Bu sabah Oy pusulamı bir makineye besledim ve oyumun sayıldığının teyidini sabırla bekledi. Daha fazla olduğu kesin olan şeye katılmaktan heyecan duydum dolaylı ara seçimler ama ben sadece demokratik katılım konusunda heyecanlı değildim. Katılımımın onaylanmasını istedim. lanet çıkartmamı istedim.
Seçim görevlisi (sonunda) bana çıkartmayı verdiğinde, hemen şapkama yapıştırdım ve başımı dik tutarak belediye binasından dışarı çıktım. Etiketimi gururla takarak bir fincan kahve almak için durdum, bu bazı şeyleri umursadığımın kanıtı. Ve diğer insanların yeni aksesuarlarını taktığını gördüğümde onlara sert bir başımı salladım. Sanki, “Naber seçmen eyvallah” dercesine karşılık verdiler. Seni görüyorum."
Elbette, arkası yapışkan bir kağıt parçası, ancak oylama etiketi çok daha fazlası. Oyunda cildiniz olduğunu kanıtlayan karmik bir rozet gibidirler. Sizi, oy kullanmanın vatandaş olmanın önemli bir parçası olduğuna karar vermiş olan Birleşik Devletler seçmenlerinin yüzde 50'sine bağlıyorlar. Ayrıca, eğlenceliler.

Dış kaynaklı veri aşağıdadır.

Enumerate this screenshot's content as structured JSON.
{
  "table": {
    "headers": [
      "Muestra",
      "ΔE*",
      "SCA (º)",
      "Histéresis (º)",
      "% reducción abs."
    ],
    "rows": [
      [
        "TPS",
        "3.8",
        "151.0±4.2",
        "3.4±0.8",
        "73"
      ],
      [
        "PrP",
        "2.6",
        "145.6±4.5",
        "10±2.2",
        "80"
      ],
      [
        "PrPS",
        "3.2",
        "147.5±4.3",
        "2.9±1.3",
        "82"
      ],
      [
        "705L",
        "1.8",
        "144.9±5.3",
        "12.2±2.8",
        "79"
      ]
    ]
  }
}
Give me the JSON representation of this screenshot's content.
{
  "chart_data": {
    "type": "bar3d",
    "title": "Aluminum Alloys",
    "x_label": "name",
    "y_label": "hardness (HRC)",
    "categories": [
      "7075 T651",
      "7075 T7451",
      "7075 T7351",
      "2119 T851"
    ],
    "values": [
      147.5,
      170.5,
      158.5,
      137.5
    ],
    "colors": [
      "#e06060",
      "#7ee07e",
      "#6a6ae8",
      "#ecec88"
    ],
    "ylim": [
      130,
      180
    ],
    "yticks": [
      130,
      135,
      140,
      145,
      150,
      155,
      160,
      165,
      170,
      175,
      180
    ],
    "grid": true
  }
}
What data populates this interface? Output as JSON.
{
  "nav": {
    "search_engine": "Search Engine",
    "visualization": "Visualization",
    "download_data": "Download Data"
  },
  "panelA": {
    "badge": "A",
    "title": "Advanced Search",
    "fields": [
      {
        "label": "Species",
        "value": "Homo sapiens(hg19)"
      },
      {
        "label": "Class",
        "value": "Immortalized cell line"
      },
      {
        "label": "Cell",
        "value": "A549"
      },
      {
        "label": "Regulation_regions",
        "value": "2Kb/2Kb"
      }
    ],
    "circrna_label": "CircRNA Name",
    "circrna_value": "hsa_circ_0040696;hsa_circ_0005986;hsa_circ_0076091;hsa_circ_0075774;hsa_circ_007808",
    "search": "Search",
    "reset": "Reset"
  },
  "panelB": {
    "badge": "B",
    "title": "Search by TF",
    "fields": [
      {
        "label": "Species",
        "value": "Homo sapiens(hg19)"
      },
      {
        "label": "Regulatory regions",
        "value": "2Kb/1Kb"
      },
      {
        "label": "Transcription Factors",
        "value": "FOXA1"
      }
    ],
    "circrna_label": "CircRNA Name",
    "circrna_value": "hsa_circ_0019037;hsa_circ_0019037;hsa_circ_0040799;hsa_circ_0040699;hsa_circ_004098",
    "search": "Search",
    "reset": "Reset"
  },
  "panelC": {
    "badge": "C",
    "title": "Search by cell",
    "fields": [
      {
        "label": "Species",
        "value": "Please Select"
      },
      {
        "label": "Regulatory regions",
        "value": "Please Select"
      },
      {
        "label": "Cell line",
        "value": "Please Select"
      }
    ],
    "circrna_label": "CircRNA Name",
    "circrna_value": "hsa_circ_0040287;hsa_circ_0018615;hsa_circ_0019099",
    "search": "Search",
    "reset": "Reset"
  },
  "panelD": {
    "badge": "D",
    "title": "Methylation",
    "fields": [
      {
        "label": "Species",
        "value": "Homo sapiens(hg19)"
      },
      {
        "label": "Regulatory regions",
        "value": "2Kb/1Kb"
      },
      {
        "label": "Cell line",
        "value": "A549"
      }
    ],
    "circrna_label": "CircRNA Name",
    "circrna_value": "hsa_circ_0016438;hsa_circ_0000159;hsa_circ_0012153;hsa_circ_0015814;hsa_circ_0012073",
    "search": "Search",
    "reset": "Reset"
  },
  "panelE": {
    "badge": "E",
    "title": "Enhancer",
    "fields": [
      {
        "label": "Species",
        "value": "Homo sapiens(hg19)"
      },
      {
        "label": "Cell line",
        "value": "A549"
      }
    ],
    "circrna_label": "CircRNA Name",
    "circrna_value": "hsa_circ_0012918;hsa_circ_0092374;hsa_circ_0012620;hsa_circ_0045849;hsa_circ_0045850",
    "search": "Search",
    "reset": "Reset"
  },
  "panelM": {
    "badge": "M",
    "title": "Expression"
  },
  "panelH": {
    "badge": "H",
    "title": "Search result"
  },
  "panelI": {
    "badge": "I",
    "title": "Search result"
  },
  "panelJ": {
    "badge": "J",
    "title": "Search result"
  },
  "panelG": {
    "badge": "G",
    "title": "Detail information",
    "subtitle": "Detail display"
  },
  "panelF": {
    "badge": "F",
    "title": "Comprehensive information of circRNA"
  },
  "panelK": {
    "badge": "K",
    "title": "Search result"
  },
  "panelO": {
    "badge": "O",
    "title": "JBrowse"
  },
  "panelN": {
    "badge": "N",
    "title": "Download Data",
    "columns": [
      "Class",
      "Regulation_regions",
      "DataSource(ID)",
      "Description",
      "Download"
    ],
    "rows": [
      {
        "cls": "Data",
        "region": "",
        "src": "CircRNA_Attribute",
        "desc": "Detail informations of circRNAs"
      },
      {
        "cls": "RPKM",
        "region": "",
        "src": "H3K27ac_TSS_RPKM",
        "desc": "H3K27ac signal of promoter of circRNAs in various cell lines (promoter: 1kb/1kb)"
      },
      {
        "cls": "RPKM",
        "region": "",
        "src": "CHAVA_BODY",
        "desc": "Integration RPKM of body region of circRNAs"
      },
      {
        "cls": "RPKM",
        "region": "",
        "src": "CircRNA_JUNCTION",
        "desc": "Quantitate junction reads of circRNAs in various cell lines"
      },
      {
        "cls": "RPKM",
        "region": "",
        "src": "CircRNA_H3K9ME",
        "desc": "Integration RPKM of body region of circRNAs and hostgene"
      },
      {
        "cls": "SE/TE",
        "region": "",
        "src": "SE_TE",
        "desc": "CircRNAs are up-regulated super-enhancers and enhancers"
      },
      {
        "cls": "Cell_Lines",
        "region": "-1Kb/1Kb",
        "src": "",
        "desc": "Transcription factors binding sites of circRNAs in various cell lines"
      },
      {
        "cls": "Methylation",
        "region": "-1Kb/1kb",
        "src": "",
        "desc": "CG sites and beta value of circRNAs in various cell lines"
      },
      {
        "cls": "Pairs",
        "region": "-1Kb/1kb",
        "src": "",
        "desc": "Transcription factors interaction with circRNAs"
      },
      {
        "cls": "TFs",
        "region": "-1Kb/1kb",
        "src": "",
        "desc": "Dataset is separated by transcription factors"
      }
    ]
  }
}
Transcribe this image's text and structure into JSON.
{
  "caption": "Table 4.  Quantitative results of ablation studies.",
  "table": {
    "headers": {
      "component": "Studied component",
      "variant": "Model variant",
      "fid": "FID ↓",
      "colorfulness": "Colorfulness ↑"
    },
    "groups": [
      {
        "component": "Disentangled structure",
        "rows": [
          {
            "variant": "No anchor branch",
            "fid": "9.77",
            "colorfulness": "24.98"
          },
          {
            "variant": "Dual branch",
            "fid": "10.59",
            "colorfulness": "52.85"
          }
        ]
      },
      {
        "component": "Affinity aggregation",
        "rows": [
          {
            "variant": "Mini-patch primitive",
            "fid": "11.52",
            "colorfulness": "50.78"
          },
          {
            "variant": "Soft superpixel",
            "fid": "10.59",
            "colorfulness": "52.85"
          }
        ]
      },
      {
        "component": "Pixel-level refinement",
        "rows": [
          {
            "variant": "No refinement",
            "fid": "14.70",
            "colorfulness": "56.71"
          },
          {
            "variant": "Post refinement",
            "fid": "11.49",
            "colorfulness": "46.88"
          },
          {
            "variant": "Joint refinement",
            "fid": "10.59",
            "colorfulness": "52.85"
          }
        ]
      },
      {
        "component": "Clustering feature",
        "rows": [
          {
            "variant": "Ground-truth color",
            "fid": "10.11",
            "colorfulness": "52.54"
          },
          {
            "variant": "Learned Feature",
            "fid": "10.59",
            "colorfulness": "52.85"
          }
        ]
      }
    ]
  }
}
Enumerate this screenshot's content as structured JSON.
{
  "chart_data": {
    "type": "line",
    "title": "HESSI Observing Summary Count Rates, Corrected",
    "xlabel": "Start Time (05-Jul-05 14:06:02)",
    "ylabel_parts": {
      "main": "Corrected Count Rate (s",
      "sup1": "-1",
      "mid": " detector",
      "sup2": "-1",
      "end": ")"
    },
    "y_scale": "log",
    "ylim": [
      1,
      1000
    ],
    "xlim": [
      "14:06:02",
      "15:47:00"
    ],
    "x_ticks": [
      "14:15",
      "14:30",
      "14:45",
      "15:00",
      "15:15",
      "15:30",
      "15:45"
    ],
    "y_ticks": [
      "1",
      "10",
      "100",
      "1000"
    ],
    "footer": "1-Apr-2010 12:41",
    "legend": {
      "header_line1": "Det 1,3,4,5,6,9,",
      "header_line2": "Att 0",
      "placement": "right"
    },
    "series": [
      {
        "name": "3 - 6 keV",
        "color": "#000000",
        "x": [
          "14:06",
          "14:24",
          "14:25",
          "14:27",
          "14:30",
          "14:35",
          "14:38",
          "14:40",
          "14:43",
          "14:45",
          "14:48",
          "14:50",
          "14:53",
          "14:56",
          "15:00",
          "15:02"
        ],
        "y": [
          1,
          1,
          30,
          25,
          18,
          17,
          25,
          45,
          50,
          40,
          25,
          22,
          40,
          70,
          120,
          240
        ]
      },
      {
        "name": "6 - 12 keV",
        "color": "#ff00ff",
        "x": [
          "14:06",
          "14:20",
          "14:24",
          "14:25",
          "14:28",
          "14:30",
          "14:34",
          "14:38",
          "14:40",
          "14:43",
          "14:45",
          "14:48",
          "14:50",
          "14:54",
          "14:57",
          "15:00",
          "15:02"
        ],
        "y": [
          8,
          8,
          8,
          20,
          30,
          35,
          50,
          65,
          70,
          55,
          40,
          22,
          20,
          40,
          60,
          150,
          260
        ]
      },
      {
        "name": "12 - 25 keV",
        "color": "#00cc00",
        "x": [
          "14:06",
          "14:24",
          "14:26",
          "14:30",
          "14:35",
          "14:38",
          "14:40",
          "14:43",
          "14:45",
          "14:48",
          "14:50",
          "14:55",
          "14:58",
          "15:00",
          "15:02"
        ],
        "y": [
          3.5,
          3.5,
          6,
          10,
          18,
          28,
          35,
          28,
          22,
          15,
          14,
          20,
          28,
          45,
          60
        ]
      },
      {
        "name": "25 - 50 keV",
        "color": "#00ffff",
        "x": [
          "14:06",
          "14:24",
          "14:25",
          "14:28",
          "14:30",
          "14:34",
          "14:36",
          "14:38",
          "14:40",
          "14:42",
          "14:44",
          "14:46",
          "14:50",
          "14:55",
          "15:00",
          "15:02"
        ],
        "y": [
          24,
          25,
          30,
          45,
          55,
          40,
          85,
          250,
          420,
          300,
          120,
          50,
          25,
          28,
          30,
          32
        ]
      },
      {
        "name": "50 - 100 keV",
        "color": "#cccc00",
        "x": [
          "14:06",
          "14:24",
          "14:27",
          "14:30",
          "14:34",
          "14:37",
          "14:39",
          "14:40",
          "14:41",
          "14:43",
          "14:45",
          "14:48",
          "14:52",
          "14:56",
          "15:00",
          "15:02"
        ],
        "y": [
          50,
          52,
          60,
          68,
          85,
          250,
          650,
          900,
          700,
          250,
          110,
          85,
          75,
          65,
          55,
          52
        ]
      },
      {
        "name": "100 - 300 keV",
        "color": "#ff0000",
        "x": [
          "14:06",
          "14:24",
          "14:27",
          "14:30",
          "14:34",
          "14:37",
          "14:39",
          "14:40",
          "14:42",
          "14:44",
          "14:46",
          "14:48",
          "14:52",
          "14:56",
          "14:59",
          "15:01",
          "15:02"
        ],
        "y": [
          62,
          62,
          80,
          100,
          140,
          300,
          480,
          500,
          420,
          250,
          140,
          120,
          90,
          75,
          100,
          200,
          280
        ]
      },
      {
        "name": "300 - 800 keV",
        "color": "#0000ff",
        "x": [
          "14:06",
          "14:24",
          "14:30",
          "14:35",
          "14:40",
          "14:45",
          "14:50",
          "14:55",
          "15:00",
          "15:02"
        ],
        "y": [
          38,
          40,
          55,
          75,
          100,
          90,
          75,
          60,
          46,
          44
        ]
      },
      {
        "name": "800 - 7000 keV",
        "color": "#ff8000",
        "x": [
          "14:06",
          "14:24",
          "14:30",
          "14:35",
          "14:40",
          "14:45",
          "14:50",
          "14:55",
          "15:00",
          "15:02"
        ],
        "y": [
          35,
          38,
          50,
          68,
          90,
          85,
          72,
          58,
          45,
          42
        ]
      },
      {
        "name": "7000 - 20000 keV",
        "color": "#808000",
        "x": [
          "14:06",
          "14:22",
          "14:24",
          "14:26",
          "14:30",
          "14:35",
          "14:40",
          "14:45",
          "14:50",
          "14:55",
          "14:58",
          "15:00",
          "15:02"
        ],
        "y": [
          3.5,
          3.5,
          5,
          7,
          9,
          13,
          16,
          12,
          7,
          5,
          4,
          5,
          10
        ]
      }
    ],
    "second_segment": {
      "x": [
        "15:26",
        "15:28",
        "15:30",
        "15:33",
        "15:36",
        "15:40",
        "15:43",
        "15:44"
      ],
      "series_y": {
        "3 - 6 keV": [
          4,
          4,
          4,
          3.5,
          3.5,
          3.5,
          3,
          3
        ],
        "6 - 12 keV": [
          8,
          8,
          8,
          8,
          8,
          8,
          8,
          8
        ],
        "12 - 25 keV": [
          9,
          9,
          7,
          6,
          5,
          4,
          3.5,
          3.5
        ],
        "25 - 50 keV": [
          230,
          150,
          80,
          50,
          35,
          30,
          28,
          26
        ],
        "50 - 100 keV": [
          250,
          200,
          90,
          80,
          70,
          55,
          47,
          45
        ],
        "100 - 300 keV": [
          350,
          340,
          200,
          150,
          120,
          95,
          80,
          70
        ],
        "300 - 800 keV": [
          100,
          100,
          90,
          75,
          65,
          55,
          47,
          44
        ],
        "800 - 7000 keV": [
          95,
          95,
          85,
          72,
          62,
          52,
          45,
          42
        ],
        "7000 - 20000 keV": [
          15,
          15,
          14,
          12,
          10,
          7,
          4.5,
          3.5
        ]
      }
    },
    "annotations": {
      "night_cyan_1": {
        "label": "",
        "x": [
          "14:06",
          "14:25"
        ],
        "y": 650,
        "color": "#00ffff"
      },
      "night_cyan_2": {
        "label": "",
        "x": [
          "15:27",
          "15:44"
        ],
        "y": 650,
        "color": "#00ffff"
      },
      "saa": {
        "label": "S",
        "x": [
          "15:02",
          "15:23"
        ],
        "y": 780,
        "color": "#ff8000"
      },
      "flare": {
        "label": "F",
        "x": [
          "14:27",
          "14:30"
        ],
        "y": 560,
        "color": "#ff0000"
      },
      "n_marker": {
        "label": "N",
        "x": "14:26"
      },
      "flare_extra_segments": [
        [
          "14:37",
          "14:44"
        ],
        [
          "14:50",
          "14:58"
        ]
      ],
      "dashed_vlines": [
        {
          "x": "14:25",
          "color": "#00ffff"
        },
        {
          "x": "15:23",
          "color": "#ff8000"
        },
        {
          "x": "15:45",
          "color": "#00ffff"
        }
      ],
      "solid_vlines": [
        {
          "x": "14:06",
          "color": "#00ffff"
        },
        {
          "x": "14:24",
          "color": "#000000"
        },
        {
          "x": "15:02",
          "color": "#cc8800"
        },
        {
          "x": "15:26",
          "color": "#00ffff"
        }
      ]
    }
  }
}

Demek istediğim, dürüst olmam gerekirse, Trader Joes'da kasiyer çocuklarıma çıkartmalar verdiğinde her zaman biraz kıskanırım. Ve çocuklarım arkasında bir sayfa çıkartma olan bir kitap aldığında, çıkartmalarla dolu çocukluğuma özlem duyarım. Çünkü bir yetişkin olarak, kendime herhangi bir kişisel etiket hoşgörüsüne izin verdiğim tek yer aile arabamızın arkası. Ve o zaman bile, araba, St. Ignace Gizemli Nokta ve Duvar Uyuşturucu gibi seyahatlerimizde bulunduğumuz olağanüstü yerlerden çıkartmalar için ayrılmıştır. Bir bakıma, o zaman oy verme yerimden bir çıkartma istemem mantıklı geliyor. Çünkü oy verme kabini, Güney Dakota'nın ortasındaki dev bir turist kapanı dinlenme alanı veya Yukarı Michigan'ın vahşi doğasında çarpıcı bir optik illüzyon kadar olağanüstü ve derinden Amerikan. Demokrasi, Amerika'nın en büyük yol kenarı cazibesidir.
Ve egzotik bir geçiş noktasından gelen tampon çıkartmalarında olduğu gibi, oylama çıkartmalarında da çok hoş bir çeşitlilik var. San Francisco'dan bir arkadaşı, dört farklı dilde “Oy Verdim” yazan bir yazı yayınladı. New York Şehri “Oy Verdim” çıkartması metro haritasına benziyor. Bulunduğum yerde, çıkartmalarda "I Ohio Oy Veriyorum" yazıyor. En azından okumanın gerçek yolu bu. Ohio'nun şeklinin belli belirsiz bir kalbe benzer olduğunu kabul etmemiz gerekiyor, böylece "Oylamayı Seviyorum" yazıyor. Bu hem çok saçma hem de tamamen harika.
Ancak oylama çıkartmalarıyla ilgili en iyi şey, onların vatandaşlık görevimizin partizan olmayan bir kutlaması olmalarıdır. Başkalarının oylama çıkartmaları taktığını gördüğümde, sadece onların oy verme yerine yürüdüklerini ve oy pusulalarını işaretlediklerini biliyorum. Kime oy verdiklerini bilmiyorum. Hangi konuların onlar için önemli olduğunu bilmiyorum. Ama onların rehberlik sunacak kadar ülkeyi önemseyen Amerikalılar olduğunu biliyorum.
Ayrıca, çıkartmaları sevdiklerini biliyorum. Ve açıkçası, bununla tartışamazsınız.